Anger
Some time ago, I was one of the workers at a Men’s Conference. While serving at the conference, I noticed a common thread among the men I met with in a private setting. Almost every man was struggling with anger. And, almost every man was looking for approval from his father or grandfather.
Over the next two weeks I will take a look at these two elements.
How do I know that I have an issue with anger? There are three symptoms of Anger.
One must ask oneself if they have a low boiling point. Are you like a time bomb just waiting for the slightest opportunity to explode? If so, odds are you may have an issue with anger.
One must also ask themselves if they are high strung – constantly in a state of stress……even when there is nothing to be stressful about. If so – you may have an anger issue that needs attention.
One must ask oneself – honestly – am I the type of person who seeks revenge for the smallest thing that happens? Do I take everything as though it was personally done to me? If so, again, you may need to take a closer look at an anger issue.
So, why do people get angry? Why do I get angry?
Often people get angry because they feel their rights have been violated. They feel they received the short end of the stick or did not get what they justly deserved.
Many people walk around like a Tasmanian Devil because they are disappointed with where they are in life. At some point, they woke up and say, “This is it? This is what I have worked so hard for?” Their severe disappointment turns to anger rather than using that disappointment to fuel them to reach higher.
Many people get angry because they have missed the goals they had set for themselves. If this is the case, one must look back and ask if that goal was attainable. Being 5’4” tall and expecting to be a starting center in the NBA is a goal that is nearly impossible to hit. Other times when a goal is missed, rather than look inwardly at what needs to change and improve – people turn to anger, blaming others.
Anger comes from allowing everything in life to be an irritation. These people walk around like they are covered in poison ivy – just waiting for a reason to scratch. When they scratch, the ivy spreads or tears the skin open creating a wound that takes a long time to heal.
Anger also erupts when people feel they are misunderstood. In this instance, frustration festers into the feeling that no one knows what I am feeling. Loneliness kicks in as an accelerant and anger is the match that strikes the fire.
Some folks set expectations that they know they cannot attain. They overload their planners and schedules with tasks and assignments. They set goals way too high. They want more than friends and relatives can deliver. And, they want more from themselves than they are capable of delivering on. This ignites the powder keg.

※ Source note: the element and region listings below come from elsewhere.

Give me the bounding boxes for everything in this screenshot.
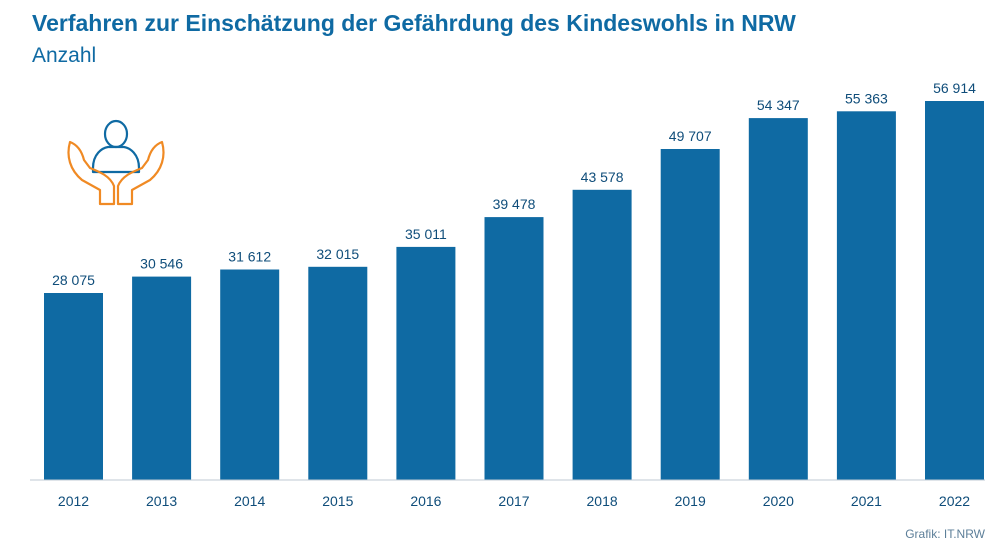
x-tick-2013: 2013: [146, 493, 177, 509]
x-tick-2019: 2019: [675, 493, 706, 509]
bar-2012: [44, 293, 103, 480]
bars: [44, 101, 984, 481]
x-tick-2015: 2015: [322, 493, 353, 509]
chart-title: Verfahren zur Einschätzung der Gefährdun…: [32, 10, 796, 36]
x-tick-2018: 2018: [587, 493, 618, 509]
person-icon: [91, 119, 141, 174]
x-tick-2012: 2012: [58, 493, 89, 509]
value-label-2015: 32 015: [316, 246, 359, 262]
x-tick-2014: 2014: [234, 493, 265, 509]
bar-2018: [572, 189, 632, 481]
bar-2017: [484, 217, 544, 480]
bar-2016: [396, 246, 456, 480]
value-label-2020: 54 347: [757, 97, 800, 113]
value-labels: 28 075 30 546 31 612 32 015 35 011 39 478 43 5…: [52, 80, 976, 288]
child-protection-icon: [67, 119, 165, 206]
x-tick-2022: 2022: [939, 493, 970, 509]
x-tick-2021: 2021: [851, 493, 882, 509]
value-label-2017: 39 478: [493, 196, 536, 212]
bar-2020: [748, 118, 808, 480]
chart-subtitle: Anzahl: [32, 44, 97, 67]
hands-icon: [67, 140, 165, 206]
x-axis-ticks: 2012 2013 2014 2015 2016 2017 2018 2019 2020 2021…: [58, 493, 970, 509]
value-label-2014: 31 612: [228, 249, 271, 265]
x-tick-2016: 2016: [410, 493, 441, 509]
x-tick-2017: 2017: [498, 493, 529, 509]
value-label-2021: 55 363: [845, 90, 888, 106]
value-label-2018: 43 578: [581, 169, 624, 185]
bar-2013: [132, 276, 192, 480]
source-note: Grafik: IT.NRW: [905, 527, 985, 541]
x-tick-2020: 2020: [763, 493, 794, 509]
value-label-2019: 49 707: [669, 128, 712, 144]
value-label-2013: 30 546: [140, 256, 183, 272]
bar-2015: [308, 266, 368, 480]
bar-2014: [220, 269, 280, 480]
bar-2022: [925, 101, 984, 480]
bar-2019: [660, 149, 720, 480]
bar-2021: [836, 111, 896, 481]
value-label-2012: 28 075: [52, 272, 95, 288]
value-label-2022: 56 914: [933, 80, 976, 96]
value-label-2016: 35 011: [405, 226, 447, 242]
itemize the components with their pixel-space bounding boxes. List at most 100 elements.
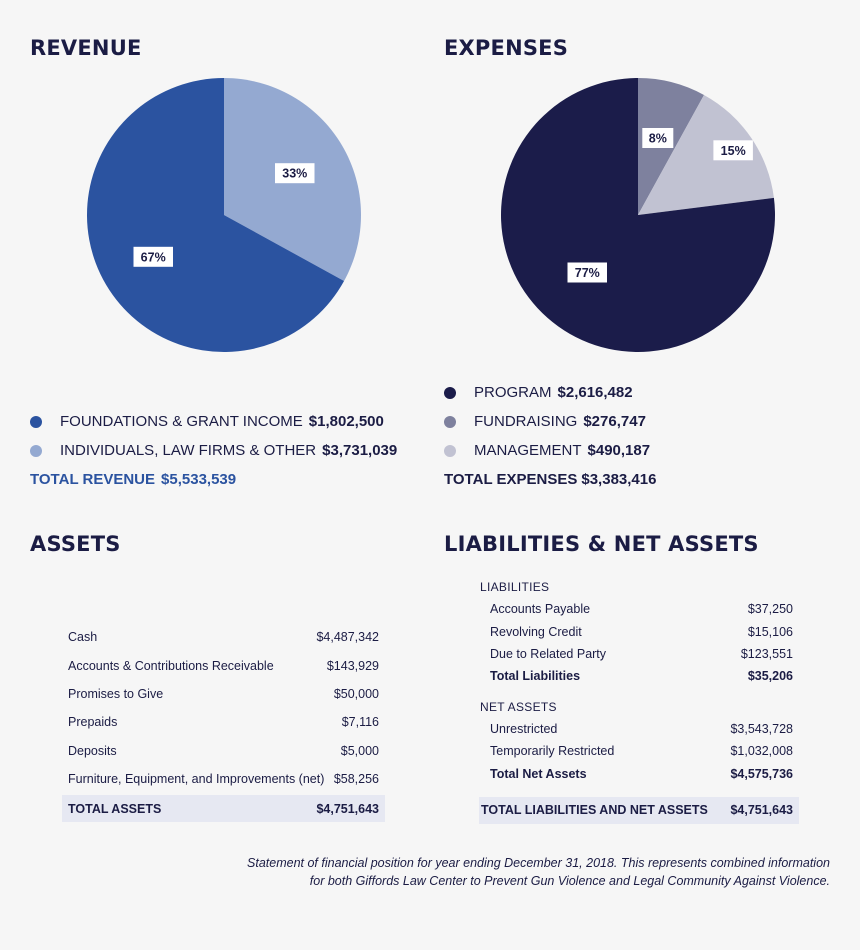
total-expenses-label: TOTAL EXPENSES: [444, 471, 578, 488]
legend-dot-icon: [444, 415, 456, 428]
legend-label: INDIVIDUALS, LAW FIRMS & OTHER: [60, 442, 317, 459]
expenses-slice-label: 8%: [642, 128, 674, 148]
revenue-slice-label: 33%: [275, 163, 315, 184]
legend-amount: $2,616,482: [557, 384, 633, 401]
assets-table: Cash $4,487,342 Accounts & Contributions …: [62, 623, 385, 823]
legend-dot-icon: [444, 386, 456, 399]
legend-amount: $490,187: [587, 442, 651, 459]
row-value: $143,929: [326, 658, 379, 673]
row-label: Accounts Payable: [490, 602, 591, 617]
row-value: $7,116: [341, 715, 379, 730]
liabilities-section-header: LIABILITIES: [480, 580, 550, 595]
total-assets-row: TOTAL ASSETS $4,751,643: [62, 795, 385, 823]
expenses-slice-label: 15%: [713, 140, 753, 161]
expenses-legend: PROGRAM $2,616,482 FUNDRAISING $276,747 …: [444, 378, 656, 494]
table-row: Cash $4,487,342: [62, 623, 385, 651]
expenses-legend-item: FUNDRAISING $276,747: [444, 407, 656, 436]
slice-label-text: 67%: [141, 250, 166, 264]
total-liabilities-net-assets-row: TOTAL LIABILITIES AND NET ASSETS $4,751,6…: [479, 796, 799, 824]
row-value: $15,106: [747, 624, 793, 639]
row-label: Revolving Credit: [490, 624, 582, 639]
net-assets-section-header: NET ASSETS: [480, 699, 557, 714]
row-label: Total Liabilities: [490, 669, 581, 684]
footnote-line: for both Giffords Law Center to Prevent …: [309, 873, 830, 888]
table-row: Promises to Give $50,000: [62, 680, 385, 708]
grand-total-value: $4,751,643: [730, 803, 793, 818]
expenses-slice-management: [638, 94, 774, 215]
row-label: Deposits: [68, 743, 117, 758]
revenue-total: TOTAL REVENUE $5,533,539: [30, 465, 397, 494]
legend-amount: $3,731,039: [322, 442, 398, 459]
legend-dot-icon: [444, 444, 456, 457]
total-expenses-value: $3,383,416: [581, 471, 657, 488]
slice-label-text: 33%: [282, 167, 307, 181]
footnote-line: Statement of financial position for year…: [247, 856, 830, 870]
row-value: $4,487,342: [316, 630, 379, 645]
total-revenue-value: $5,533,539: [161, 471, 237, 488]
table-row: Unrestricted $3,543,728: [479, 718, 799, 740]
table-row: Due to Related Party $123,551: [479, 643, 799, 665]
row-label: Total Net Assets: [490, 766, 587, 781]
table-row: Deposits $5,000: [62, 737, 385, 765]
expenses-slice-label: 77%: [567, 262, 607, 283]
slice-label-text: 77%: [575, 266, 600, 280]
expenses-total: TOTAL EXPENSES $3,383,416: [444, 465, 656, 494]
row-value: $123,551: [740, 647, 793, 662]
legend-label: FOUNDATIONS & GRANT INCOME: [60, 413, 303, 430]
total-liabilities-row: Total Liabilities $35,206: [479, 665, 799, 687]
slice-label-box: [713, 140, 753, 161]
slice-label-box: [567, 262, 607, 283]
row-value: $3,543,728: [730, 721, 793, 736]
table-row: Furniture, Equipment, and Improvements (…: [62, 765, 385, 793]
expenses-pie-chart: 8% 15% 77%: [501, 78, 776, 352]
table-row: Prepaids $7,116: [62, 708, 385, 736]
row-label: Unrestricted: [490, 721, 558, 736]
row-value: $58,256: [333, 772, 379, 787]
legend-amount: $1,802,500: [308, 413, 384, 430]
total-assets-value: $4,751,643: [316, 801, 379, 816]
legend-dot-icon: [30, 415, 42, 428]
row-label: Prepaids: [68, 715, 118, 730]
row-label: Temporarily Restricted: [490, 744, 615, 759]
table-row: Temporarily Restricted $1,032,008: [479, 740, 799, 762]
expenses-legend-item: MANAGEMENT $490,187: [444, 436, 656, 465]
row-value: $4,575,736: [730, 766, 793, 781]
expenses-legend-item: PROGRAM $2,616,482: [444, 378, 656, 407]
expenses-title: EXPENSES: [444, 36, 569, 60]
footnote: Statement of financial position for year…: [247, 855, 830, 890]
row-label: Due to Related Party: [490, 647, 607, 662]
revenue-slice-label: 67%: [133, 246, 173, 267]
revenue-pie-chart: 33% 67%: [86, 78, 361, 352]
slice-label-box: [642, 128, 674, 148]
row-value: $1,032,008: [730, 744, 793, 759]
row-value: $35,206: [747, 669, 793, 684]
row-value: $50,000: [333, 686, 379, 701]
row-label: Accounts & Contributions Receivable: [68, 658, 274, 673]
slice-label-box: [133, 246, 173, 267]
total-revenue-label: TOTAL REVENUE: [30, 471, 156, 488]
row-label: Cash: [68, 630, 98, 645]
row-value: $37,250: [747, 602, 793, 617]
revenue-legend-item: INDIVIDUALS, LAW FIRMS & OTHER $3,731,03…: [30, 436, 397, 465]
table-row: Revolving Credit $15,106: [479, 621, 799, 643]
legend-label: PROGRAM: [474, 384, 552, 401]
slice-label-text: 8%: [649, 132, 667, 146]
assets-title: ASSETS: [30, 532, 121, 556]
legend-amount: $276,747: [583, 413, 646, 430]
grand-total-label: TOTAL LIABILITIES AND NET ASSETS: [481, 803, 708, 818]
revenue-slice-foundations-grant-income: [86, 78, 345, 352]
liabilities-title: LIABILITIES & NET ASSETS: [444, 532, 759, 556]
slice-label-text: 15%: [721, 144, 746, 158]
revenue-title: REVENUE: [30, 36, 142, 60]
legend-label: FUNDRAISING: [474, 413, 578, 430]
legend-dot-icon: [30, 444, 42, 457]
row-value: $5,000: [340, 743, 379, 758]
total-assets-label: TOTAL ASSETS: [68, 801, 162, 816]
liabilities-table: LIABILITIES Accounts Payable $37,250 Revo…: [479, 576, 799, 824]
revenue-legend-item: FOUNDATIONS & GRANT INCOME $1,802,500: [30, 407, 397, 436]
expenses-slice-program: [501, 78, 776, 352]
total-net-assets-row: Total Net Assets $4,575,736: [479, 762, 799, 784]
slice-label-box: [275, 163, 315, 184]
table-row: Accounts Payable $37,250: [479, 598, 799, 620]
row-label: Promises to Give: [68, 686, 164, 701]
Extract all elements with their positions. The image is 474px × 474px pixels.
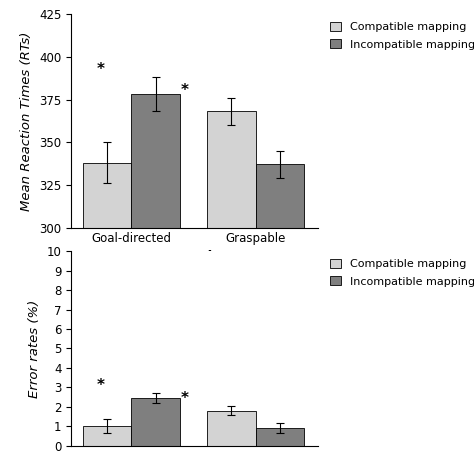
Legend: Compatible mapping, Incompatible mapping: Compatible mapping, Incompatible mapping <box>328 257 474 289</box>
Bar <box>255 428 304 446</box>
Bar <box>83 163 131 474</box>
X-axis label: Instructions: Instructions <box>149 249 239 263</box>
Bar <box>131 94 180 474</box>
Bar <box>83 426 131 446</box>
Legend: Compatible mapping, Incompatible mapping: Compatible mapping, Incompatible mapping <box>328 20 474 52</box>
Bar <box>131 398 180 446</box>
Bar <box>207 410 255 446</box>
Bar <box>207 111 255 474</box>
Bar <box>255 164 304 474</box>
Text: *: * <box>181 391 189 406</box>
Text: *: * <box>181 83 189 98</box>
Y-axis label: Error rates (%): Error rates (%) <box>28 299 41 398</box>
Text: *: * <box>96 377 104 392</box>
Text: *: * <box>96 63 104 77</box>
Y-axis label: Mean Reaction Times (RTs): Mean Reaction Times (RTs) <box>20 31 34 210</box>
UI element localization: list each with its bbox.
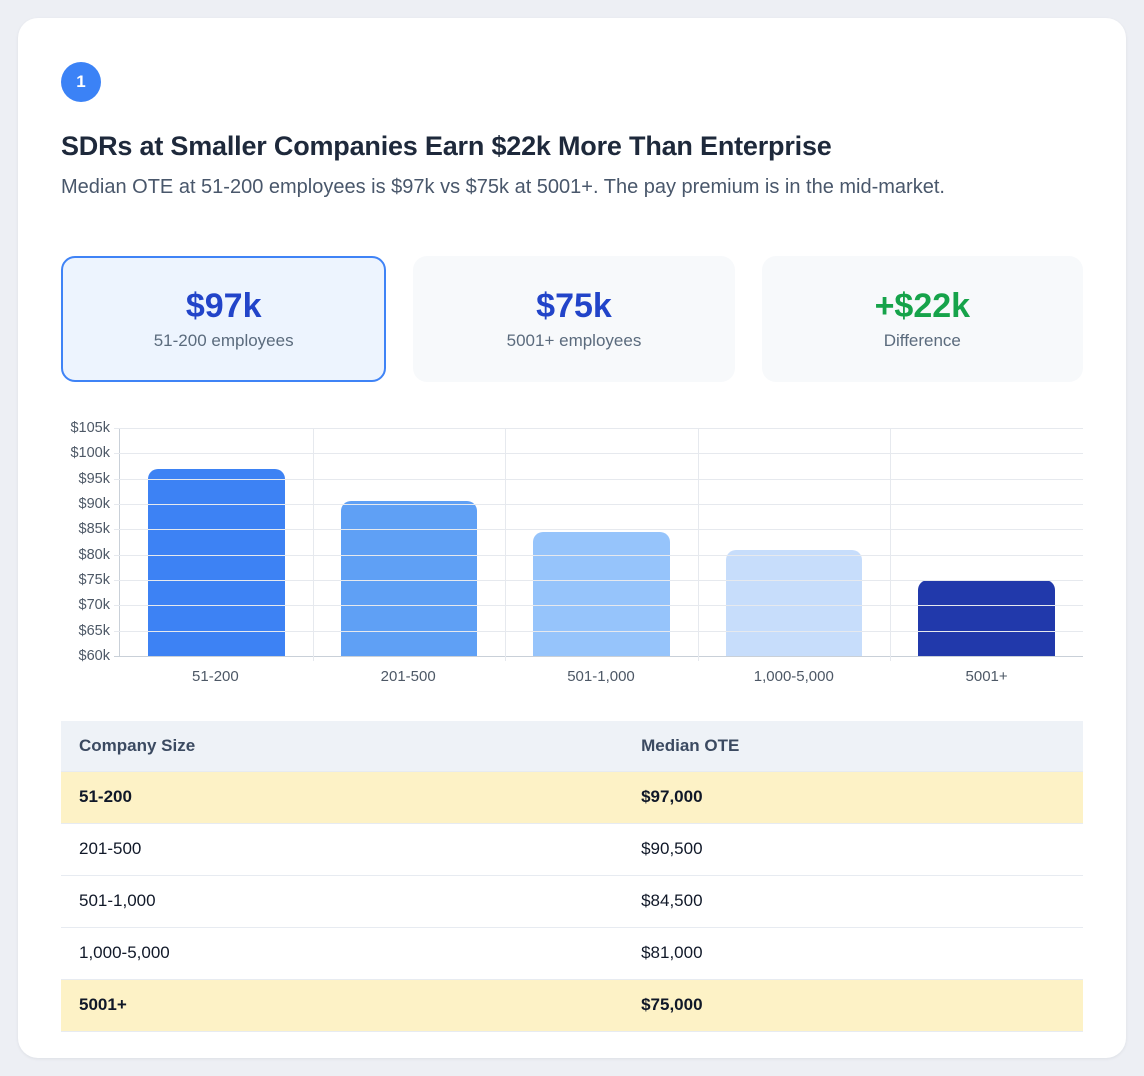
stat-card: +$22k Difference bbox=[761, 256, 1083, 382]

Lastly, we must also consider that there may be medical and / or psychological issues going on – in which case a professional should be introduced into the situation.
So, how do we deal with issues of our own anger?
First, recognize that there is a something greater than you. Then – pray.
Secondly be humble enough to recognize that there is a problem and be willing to yield your rights. Put the focus on someone other than you.
Use your emotions to be a motivator rather than an excuse to lash out.
Lastly learn to respond to situations rather than reacting to them. Animals react to situations. Humans have minds to stop for a second – think it through – then respond.